Une autre mesure contestée. Dimanche, les manifestants ont déjà obtenu le retrait du texte réduisant les peines encourues pour abus de pouvoir. Ce décret introduisait un seuil minimum de préjudice d’un montant de 44.000 euros (200.000 lei). Les opposants à ce texte estimaient qu’il avait pour objectif de protéger certains élus dont Liviu Dragnea, le président du Parti social-démocrate (PSD) au pouvoir et en cours de procès dans une affaire d’emplois fictifs. En avril 2016, il a déjà été condamné à deux ans de prison avec sursis pour fraude électorale lors d'un référendum en 2012.

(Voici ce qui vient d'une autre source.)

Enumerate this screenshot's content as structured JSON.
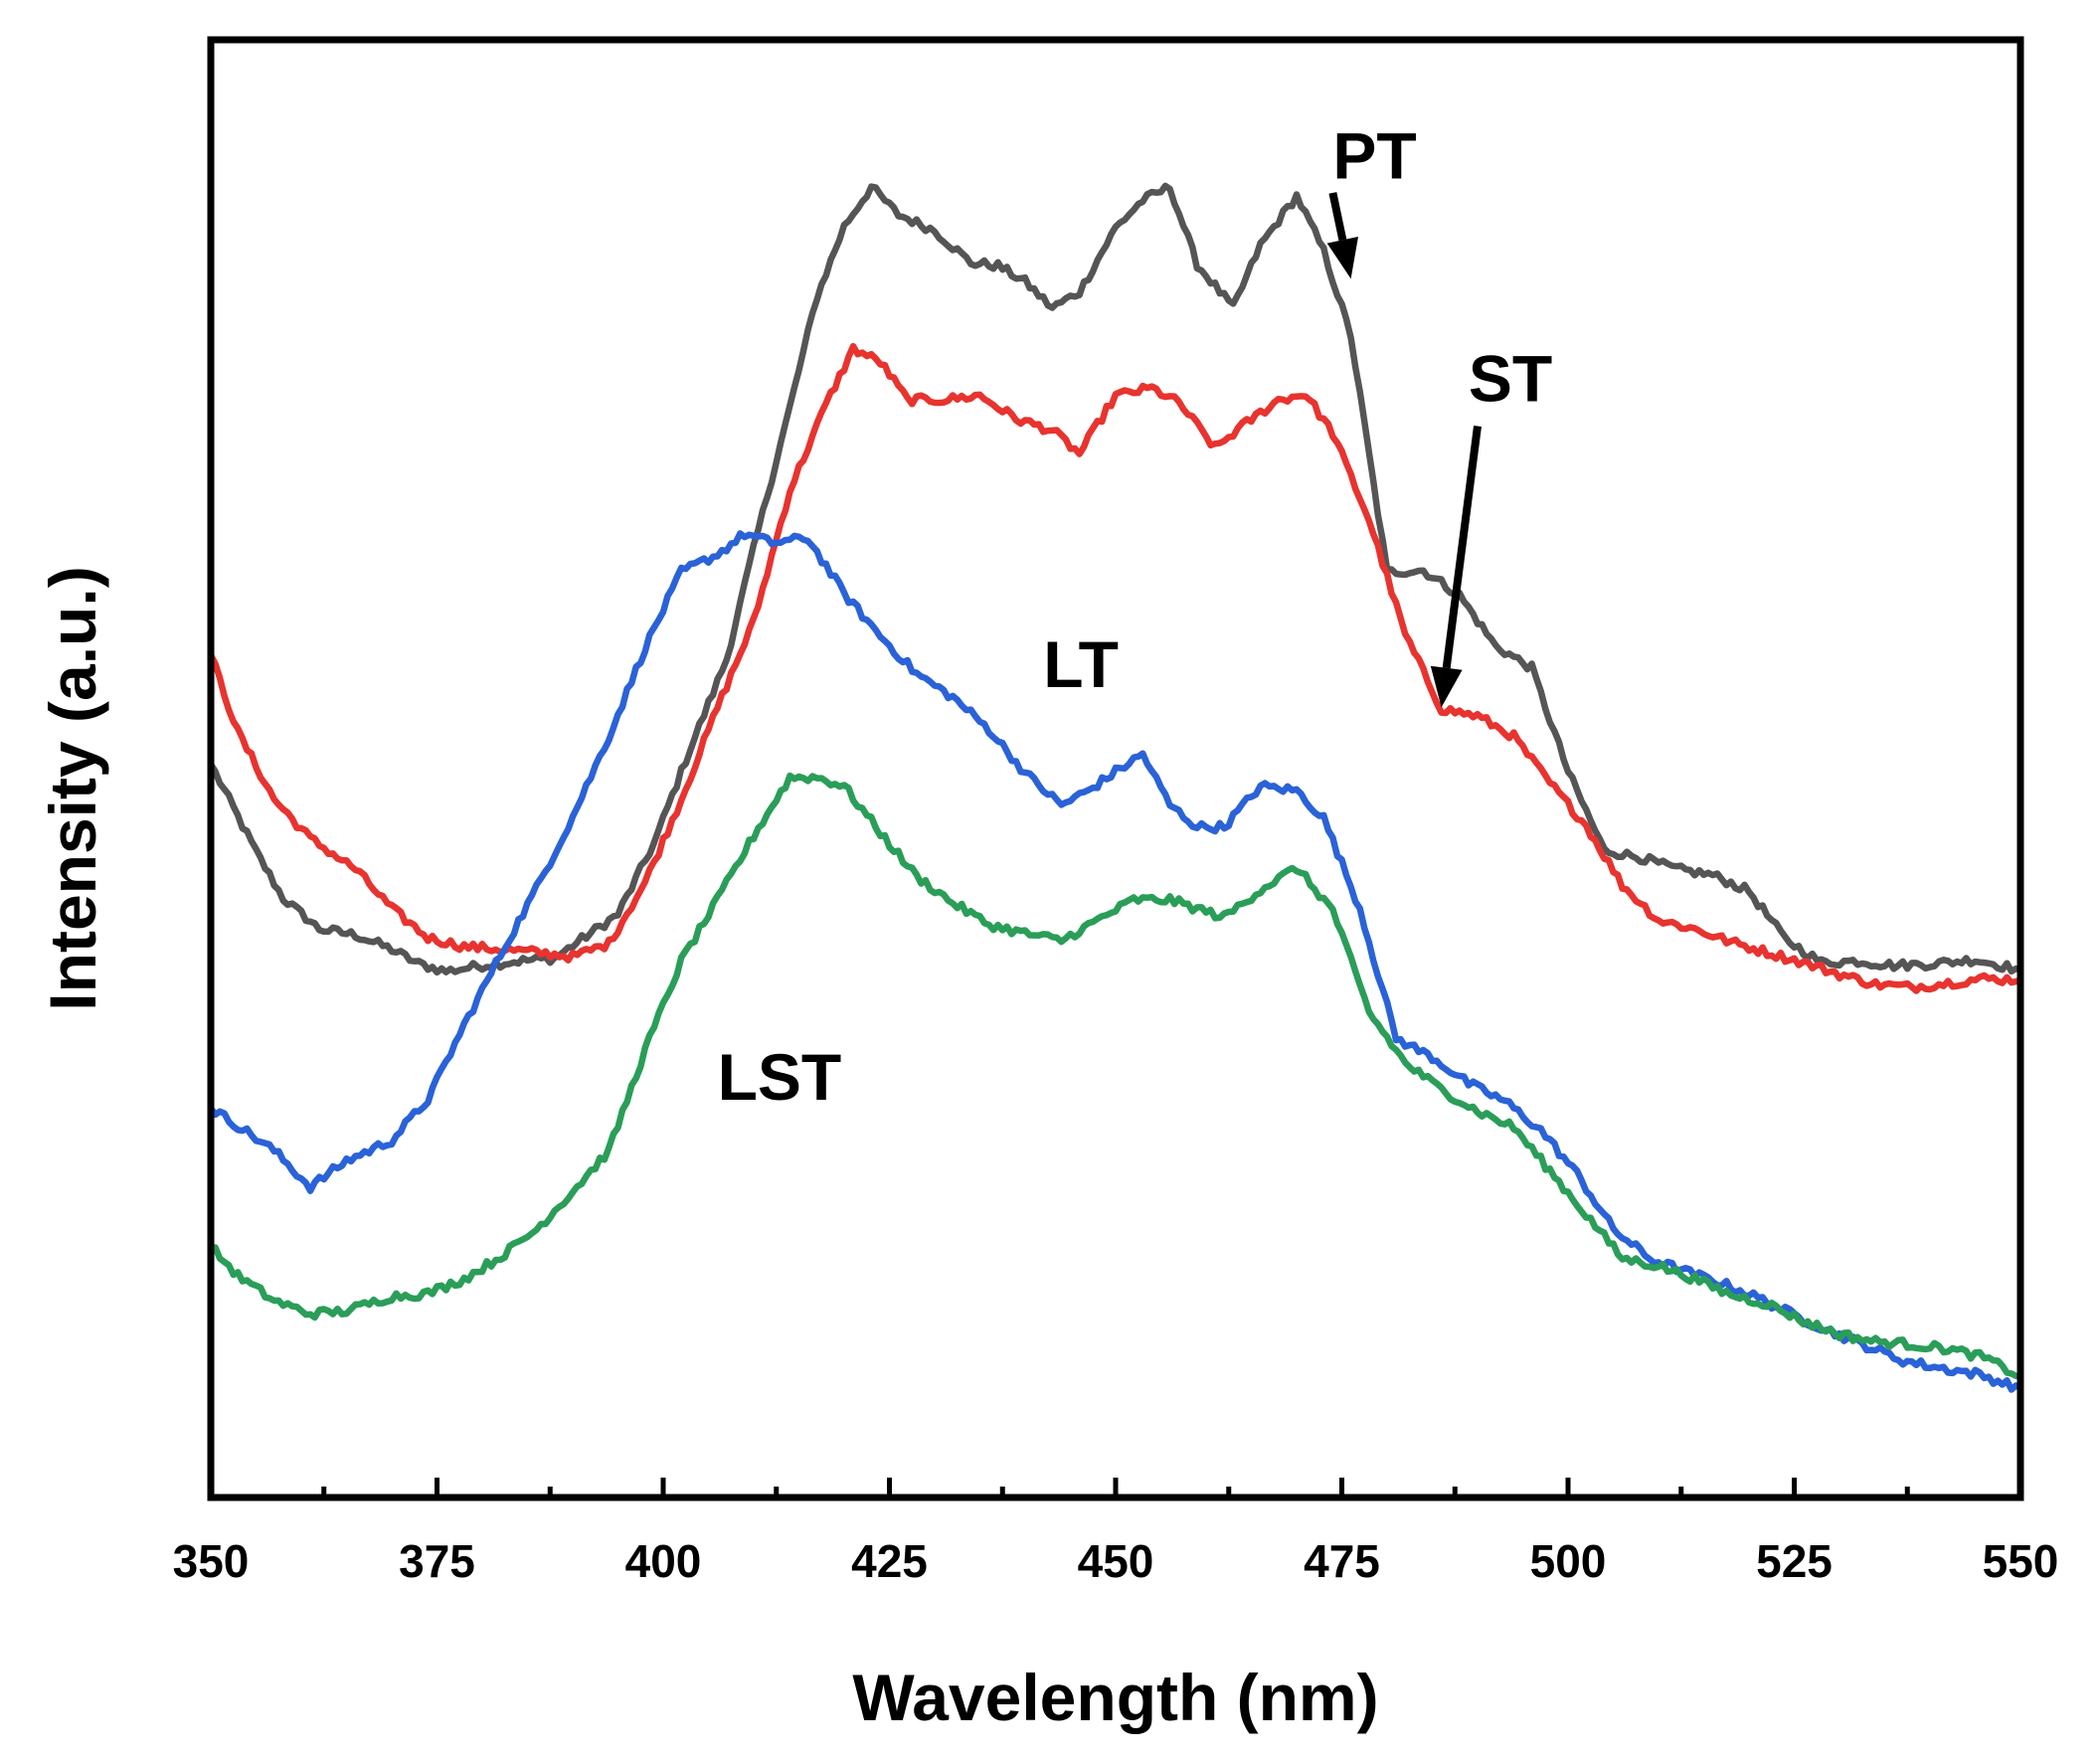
{
  "chart_data": {
    "type": "line",
    "title": "",
    "xlabel": "Wavelength (nm)",
    "ylabel": "Intensity (a.u.)",
    "xlim": [
      350,
      550
    ],
    "ylim": [
      0,
      100
    ],
    "xticks": [
      {
        "value": 350,
        "label": "350"
      },
      {
        "value": 375,
        "label": "375"
      },
      {
        "value": 400,
        "label": "400"
      },
      {
        "value": 425,
        "label": "425"
      },
      {
        "value": 450,
        "label": "450"
      },
      {
        "value": 475,
        "label": "475"
      },
      {
        "value": 500,
        "label": "500"
      },
      {
        "value": 525,
        "label": "525"
      },
      {
        "value": 550,
        "label": "550"
      }
    ],
    "yticks_visible": false,
    "grid": false,
    "legend": "none",
    "series": [
      {
        "name": "PT",
        "color": "#555555",
        "points": [
          [
            350,
            50.3
          ],
          [
            355,
            44.3
          ],
          [
            358,
            41.1
          ],
          [
            362,
            39.0
          ],
          [
            366,
            38.6
          ],
          [
            370,
            37.6
          ],
          [
            373,
            36.6
          ],
          [
            376,
            36.1
          ],
          [
            380,
            36.5
          ],
          [
            384,
            36.8
          ],
          [
            388,
            37.0
          ],
          [
            391,
            38.3
          ],
          [
            395,
            40.0
          ],
          [
            399,
            44.9
          ],
          [
            403,
            51.4
          ],
          [
            407,
            57.5
          ],
          [
            410,
            65.1
          ],
          [
            414,
            74.8
          ],
          [
            417,
            82.4
          ],
          [
            420,
            87.2
          ],
          [
            423,
            89.9
          ],
          [
            426,
            88.0
          ],
          [
            430,
            86.9
          ],
          [
            434,
            84.7
          ],
          [
            437,
            84.5
          ],
          [
            440,
            83.4
          ],
          [
            443,
            81.6
          ],
          [
            446,
            82.7
          ],
          [
            450,
            87.1
          ],
          [
            453,
            89.0
          ],
          [
            456,
            89.9
          ],
          [
            459,
            84.6
          ],
          [
            463,
            81.6
          ],
          [
            466,
            85.9
          ],
          [
            470,
            89.3
          ],
          [
            473,
            85.5
          ],
          [
            476,
            79.7
          ],
          [
            480,
            63.5
          ],
          [
            484,
            63.6
          ],
          [
            488,
            61.9
          ],
          [
            492,
            58.4
          ],
          [
            496,
            56.9
          ],
          [
            500,
            49.8
          ],
          [
            504,
            44.4
          ],
          [
            508,
            43.9
          ],
          [
            512,
            43.1
          ],
          [
            516,
            42.7
          ],
          [
            520,
            41.6
          ],
          [
            524,
            38.3
          ],
          [
            528,
            36.7
          ],
          [
            532,
            36.8
          ],
          [
            536,
            36.5
          ],
          [
            540,
            36.6
          ],
          [
            545,
            36.9
          ],
          [
            550,
            36.2
          ]
        ]
      },
      {
        "name": "ST",
        "color": "#e8332f",
        "points": [
          [
            350,
            57.8
          ],
          [
            353,
            52.5
          ],
          [
            357,
            47.9
          ],
          [
            361,
            45.2
          ],
          [
            366,
            43.1
          ],
          [
            370,
            40.4
          ],
          [
            374,
            38.4
          ],
          [
            378,
            37.8
          ],
          [
            382,
            37.6
          ],
          [
            386,
            37.4
          ],
          [
            390,
            37.1
          ],
          [
            394,
            38.0
          ],
          [
            398,
            42.2
          ],
          [
            402,
            47.9
          ],
          [
            406,
            54.2
          ],
          [
            410,
            60.1
          ],
          [
            414,
            69.1
          ],
          [
            418,
            75.0
          ],
          [
            421,
            78.8
          ],
          [
            424,
            77.9
          ],
          [
            427,
            75.3
          ],
          [
            431,
            75.3
          ],
          [
            435,
            75.6
          ],
          [
            439,
            74.0
          ],
          [
            443,
            73.2
          ],
          [
            446,
            71.6
          ],
          [
            450,
            75.6
          ],
          [
            454,
            76.1
          ],
          [
            457,
            75.1
          ],
          [
            461,
            72.0
          ],
          [
            464,
            73.5
          ],
          [
            468,
            75.3
          ],
          [
            471,
            75.7
          ],
          [
            474,
            73.0
          ],
          [
            478,
            67.1
          ],
          [
            482,
            59.2
          ],
          [
            486,
            54.1
          ],
          [
            490,
            53.6
          ],
          [
            494,
            52.2
          ],
          [
            498,
            49.0
          ],
          [
            502,
            46.1
          ],
          [
            506,
            42.0
          ],
          [
            510,
            39.6
          ],
          [
            514,
            39.0
          ],
          [
            518,
            38.1
          ],
          [
            522,
            37.4
          ],
          [
            526,
            36.7
          ],
          [
            530,
            35.9
          ],
          [
            534,
            35.2
          ],
          [
            538,
            35.0
          ],
          [
            542,
            35.3
          ],
          [
            546,
            35.6
          ],
          [
            550,
            35.5
          ]
        ]
      },
      {
        "name": "LT",
        "color": "#2a62d8",
        "points": [
          [
            350,
            26.7
          ],
          [
            353,
            25.5
          ],
          [
            357,
            23.8
          ],
          [
            361,
            21.3
          ],
          [
            365,
            23.1
          ],
          [
            370,
            24.5
          ],
          [
            374,
            27.3
          ],
          [
            378,
            32.4
          ],
          [
            382,
            37.2
          ],
          [
            386,
            41.8
          ],
          [
            390,
            46.7
          ],
          [
            394,
            52.2
          ],
          [
            398,
            58.3
          ],
          [
            402,
            63.5
          ],
          [
            406,
            64.7
          ],
          [
            409,
            66.1
          ],
          [
            412,
            65.5
          ],
          [
            416,
            65.8
          ],
          [
            420,
            62.0
          ],
          [
            424,
            59.1
          ],
          [
            428,
            56.5
          ],
          [
            432,
            54.9
          ],
          [
            436,
            52.7
          ],
          [
            440,
            49.7
          ],
          [
            444,
            47.5
          ],
          [
            447,
            48.5
          ],
          [
            450,
            49.8
          ],
          [
            453,
            51.0
          ],
          [
            456,
            47.5
          ],
          [
            459,
            46.0
          ],
          [
            462,
            46.0
          ],
          [
            466,
            48.8
          ],
          [
            470,
            48.5
          ],
          [
            473,
            46.6
          ],
          [
            477,
            40.4
          ],
          [
            481,
            31.5
          ],
          [
            485,
            30.2
          ],
          [
            489,
            28.4
          ],
          [
            493,
            27.2
          ],
          [
            497,
            25.2
          ],
          [
            501,
            22.2
          ],
          [
            505,
            18.4
          ],
          [
            509,
            16.4
          ],
          [
            513,
            15.5
          ],
          [
            517,
            14.7
          ],
          [
            521,
            13.7
          ],
          [
            525,
            12.5
          ],
          [
            529,
            11.4
          ],
          [
            533,
            10.4
          ],
          [
            537,
            9.4
          ],
          [
            541,
            8.9
          ],
          [
            545,
            8.5
          ],
          [
            550,
            7.5
          ]
        ]
      },
      {
        "name": "LST",
        "color": "#2a9e58",
        "points": [
          [
            350,
            17.2
          ],
          [
            353,
            15.2
          ],
          [
            357,
            13.5
          ],
          [
            361,
            12.6
          ],
          [
            365,
            12.8
          ],
          [
            370,
            13.8
          ],
          [
            374,
            14.0
          ],
          [
            378,
            15.0
          ],
          [
            382,
            16.5
          ],
          [
            386,
            18.4
          ],
          [
            390,
            21.0
          ],
          [
            394,
            23.8
          ],
          [
            398,
            30.7
          ],
          [
            402,
            36.8
          ],
          [
            406,
            41.0
          ],
          [
            410,
            45.4
          ],
          [
            414,
            49.4
          ],
          [
            417,
            49.4
          ],
          [
            420,
            48.8
          ],
          [
            424,
            45.6
          ],
          [
            428,
            42.6
          ],
          [
            432,
            40.8
          ],
          [
            436,
            39.3
          ],
          [
            440,
            38.7
          ],
          [
            444,
            38.2
          ],
          [
            448,
            39.6
          ],
          [
            452,
            41.0
          ],
          [
            456,
            41.0
          ],
          [
            459,
            40.4
          ],
          [
            462,
            39.8
          ],
          [
            466,
            41.7
          ],
          [
            470,
            43.2
          ],
          [
            474,
            40.3
          ],
          [
            478,
            33.3
          ],
          [
            482,
            29.8
          ],
          [
            486,
            28.0
          ],
          [
            490,
            26.5
          ],
          [
            494,
            25.4
          ],
          [
            498,
            22.4
          ],
          [
            502,
            19.4
          ],
          [
            506,
            16.4
          ],
          [
            510,
            15.9
          ],
          [
            514,
            15.0
          ],
          [
            518,
            13.9
          ],
          [
            522,
            13.3
          ],
          [
            526,
            12.1
          ],
          [
            530,
            11.2
          ],
          [
            534,
            10.7
          ],
          [
            538,
            10.5
          ],
          [
            542,
            10.2
          ],
          [
            546,
            9.6
          ],
          [
            550,
            8.3
          ]
        ]
      }
    ],
    "annotations": [
      {
        "text": "PT",
        "series": "PT",
        "x": 474,
        "y": 90.5,
        "arrow": {
          "from": [
            474,
            89.5
          ],
          "to": [
            476,
            83.6
          ]
        }
      },
      {
        "text": "ST",
        "series": "ST",
        "x": 489,
        "y": 75.2,
        "arrow": {
          "from": [
            490,
            73.5
          ],
          "to": [
            486,
            54.2
          ]
        }
      },
      {
        "text": "LT",
        "series": "LT",
        "x": 442,
        "y": 55.6
      },
      {
        "text": "LST",
        "series": "LST",
        "x": 406,
        "y": 27.3
      }
    ]
  }
}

Les manifestants ont commencé leur mobilisation avant la sortie de ce décret, contre une réforme du code pénal qui prévoit de désengorger les prisons. 2.500 détenus pourraient être graciés, dont des élus emprisonnés pour corruption.
La corruption en ligne de mire. Membre de l’Union européenne depuis 2007, la Roumanie est évaluée chaque année par Bruxelles sur la lutte contre la corruption. Le dernier rapport de l’UE, publié fin janvier, salue une "tendance positive" dans le domaine. Mais d’après l’ONG Transparency international, le pays fait partie des plus mal classé en Europe sur le "sentiment de corruption".

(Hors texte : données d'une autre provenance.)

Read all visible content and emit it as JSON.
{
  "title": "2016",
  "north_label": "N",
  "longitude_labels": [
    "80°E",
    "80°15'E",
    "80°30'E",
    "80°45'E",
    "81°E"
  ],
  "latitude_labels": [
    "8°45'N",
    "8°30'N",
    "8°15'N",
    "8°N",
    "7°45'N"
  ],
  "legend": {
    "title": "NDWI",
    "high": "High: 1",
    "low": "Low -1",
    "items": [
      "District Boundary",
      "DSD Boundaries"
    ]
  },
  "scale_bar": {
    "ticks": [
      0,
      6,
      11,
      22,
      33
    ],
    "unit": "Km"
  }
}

Une impression partagée par les manifestants de ces derniers jours, qui accusent leurs dirigeants de manque de transparence. "Le gouvernement doit partir" fait partie des slogans les plus scandés dans la rue ces derniers jours. "Le retrait du décret n'est qu'un leurre" nous affirme Elena, une manifestante de la place Victoriei à Bucarest. Selon elle, le gouvernement va poursuivre sa politique de complaisance sur la corruption. "Cette attitude signifie qu'ils ne peuvent plus être au pouvoir car tout ce qu'ils veulent c'est couvrir leur corruption", poursuit-elle.
Proud to have been 1 of the 300 000 in #Bucharest and 1 of the 600 000 in #Romania tonite! #romanianprotest#rezist ✌Foto Dan Balanescu pic.twitter.com/kQmWtZvSky
— Ramona (@ZambyR) 5 février 2017
Le gouvernement reste ferme. Mais le pouvoir semble résolu à rester en place. Liviu Dragnea, le président du PSD, assurait dimanche soir : "Si les manifestations continuent après l’abrogation de ce décret, il deviendra clair qu’il s’agit d’un plan ourdi après les élections législatives" de décembre. Le PSD avait remporté les élections législatives fin 2016 avec 45,5% des voix.
Le Premier ministre s’est lui aussi montré ferme. Même s’il a retiré ce décret contesté il a exclu de démissionner par "responsabilité envers les gens qui ont voté". Un avis partagé par certains manifestants. Malgré sa mobilisation, Elena juge qu'il est "trop tôt pour que le gouvernement démissionne et je ne pense pas qu'ils le feront". Pourtant jeudi, le ministre des Milieux d’affaires, du Commerce et de l’Entrepreneuriat a annoncé sa démission. "C’est ce que ma conscience me dicte", a-t-il assuré.
Le Parti social-démocrate a déjà été chassé du pouvoir en 2015. Victor Ponta, le Premier ministre de l’époque, avait démissionné après l’incendie d’une discothèque qui avait fait 60 morts. Il était aussi accusé de corruption par les manifestants.